OpenTelemetry (OTel) is an open-source observability framework for cloud-native applications that provides a set of APIs and SDKs for collecting and exporting telemetry data.
NOTE
APIs in this context are not the same as REST APIs, but programming interfaces such as methods to create spans.
OTel provides a standardized way to instrument applications, making it easier to monitor and troubleshoot them in a distributed environment, as well as integrate with various observability backends without vendor lock-in.
INFO
OTel is a project from the Cloud Native Computing Foundation, which is also responsible for Kubernetes, Prometheus, and many others.
Types of telemetry data
- Logs: events that happened in the past.
- Metrics: numerical data points that represent the state of a system at a given point in time.
- Traces: a collection of spans that represent the flow of a request through a system, often leading back to logs.

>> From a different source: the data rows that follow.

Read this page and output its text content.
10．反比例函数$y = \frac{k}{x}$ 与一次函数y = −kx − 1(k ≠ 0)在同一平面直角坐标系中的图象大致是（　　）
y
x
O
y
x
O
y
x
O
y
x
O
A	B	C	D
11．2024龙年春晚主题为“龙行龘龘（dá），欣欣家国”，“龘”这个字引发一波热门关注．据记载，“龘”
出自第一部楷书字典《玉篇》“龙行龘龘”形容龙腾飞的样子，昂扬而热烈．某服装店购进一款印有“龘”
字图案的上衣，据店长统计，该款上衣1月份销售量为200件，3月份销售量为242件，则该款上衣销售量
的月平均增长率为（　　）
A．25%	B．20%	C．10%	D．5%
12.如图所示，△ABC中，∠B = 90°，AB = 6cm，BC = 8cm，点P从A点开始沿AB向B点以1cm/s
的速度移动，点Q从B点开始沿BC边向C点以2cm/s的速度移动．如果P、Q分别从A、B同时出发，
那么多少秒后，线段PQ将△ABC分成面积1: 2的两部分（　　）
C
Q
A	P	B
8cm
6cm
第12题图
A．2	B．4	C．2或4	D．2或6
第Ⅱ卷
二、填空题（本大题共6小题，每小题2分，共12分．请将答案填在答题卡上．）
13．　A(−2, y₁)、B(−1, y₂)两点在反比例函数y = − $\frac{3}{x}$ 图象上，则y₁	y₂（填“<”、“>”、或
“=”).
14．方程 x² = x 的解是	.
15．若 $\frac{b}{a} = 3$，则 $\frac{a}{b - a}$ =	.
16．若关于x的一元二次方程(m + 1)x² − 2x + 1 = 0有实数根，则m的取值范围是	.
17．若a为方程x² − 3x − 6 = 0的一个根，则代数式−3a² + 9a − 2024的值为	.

- Spans: individual units of work within a trace, defined by a start time and an end time, and can contain additional metadata.
TIP
Metrics can also represent the business, like revenue or number of users.
Instrumentation
Is the process of adding code to the existing codebase to collect telemetry data. There are two main types of instrumentation: manual and automatic.
Manual vs Automatic
- Manual instrumentation: manually adding code to your application to create spans, set attributes, and record events using the OTel SDKs. You choose where to add the instrumentation code based on your application’s logic.
- Automatic instrumentation: using libraries and tools that automatically instrument your application without requiring code changes. This can be done using language-specific instrumentation libraries.
Regardless of the approach, instrumentation may impact the performance of your application, specially if done excessively. Some best practices to mitigate this include collecting only a subset of telemetry data or excluding certain types of data that are not relevant.
WARNING
Automatic instrumentation may not be available for all languages.
Components
OTel consists of several components that work together to provide a complete observability solution.
Specifications
The OTel specifications define the data models and protocols for telemetry data, as well as the APIs and SDKs used for instrumentation.
Collectors
The OTel Collector is a vendor-agnostic service that can receive, process, and export telemetry data. It acts as a pipeline where you can manipulate the data before sending it to a backend.
It can be deployed as a standalone service or as a sidecar alongside your application. The Collector is especially useful in microservices architectures, where multiple services generate telemetry data and there is a need to avoid latency from sending data directly to backends.
It is also a pipeline that consists of three main components:
- Receivers: components that receive telemetry data from various sources, such as applications or other collectors.
- Processors: components that process the telemetry data, such as filtering, aggregating, or transforming it.
- Exporters: components that send the processed telemetry data to various backends, such as Prometheus, Jaeger, or Zipkin.
Collectors are optional, as you can instrument your application to send data directly to a backend using the SDKs. However, using a Collector provides more flexibility and allows for better management of telemetry data.
When using collectors, the application sends data to the collector, which then processes and exports it to the desired backend(s).
With collectors, you can send data from multiple applications to a single collector, which then exports the data to multiple backends, simultaneously if needed. For example, you can send traces to Jaeger and metrics to Prometheus from the same collector, which gathers data from different applications.
SDKs and APIs
Language specific SDKs and APIs are available for instrumenting applications in various programming languages.
Some other resources include:
- Instrumentation libraries: pre-built libraries that provide automatic instrumentation for popular frameworks and libraries.
- Exporters: components that allow you to send telemetry data to various backends.
- Zero-code instrumentation: tools that allow you to instrument your application without modifying the code, such as using sidecars or agents.
Other Notes
- tracing requires context propagation, which means that the trace context needs to be passed along with the request as it flows through different services. This is typically done using IDs in HTTP headers or other protocols.
- the OTLP (OpenTelemetry Protocol) is the default protocol used by OTel for exporting telemetry data. It is a vendor-agnostic protocol that can be used to send data to different backends.
- Customization: there is a need to customize the information collected, such as adding custom attributes to spans or metrics. CPU, memory, and request duration are common default metrics, but you might want to add business-specific metrics as well.
- Using OTel allows you to switch from one observability backend to another without changing your instrumentation code, such as moving from Elastic APM to Datadog or New Relic. This flexibility is crucial as your needs evolve or if you want to avoid vendor lock-in.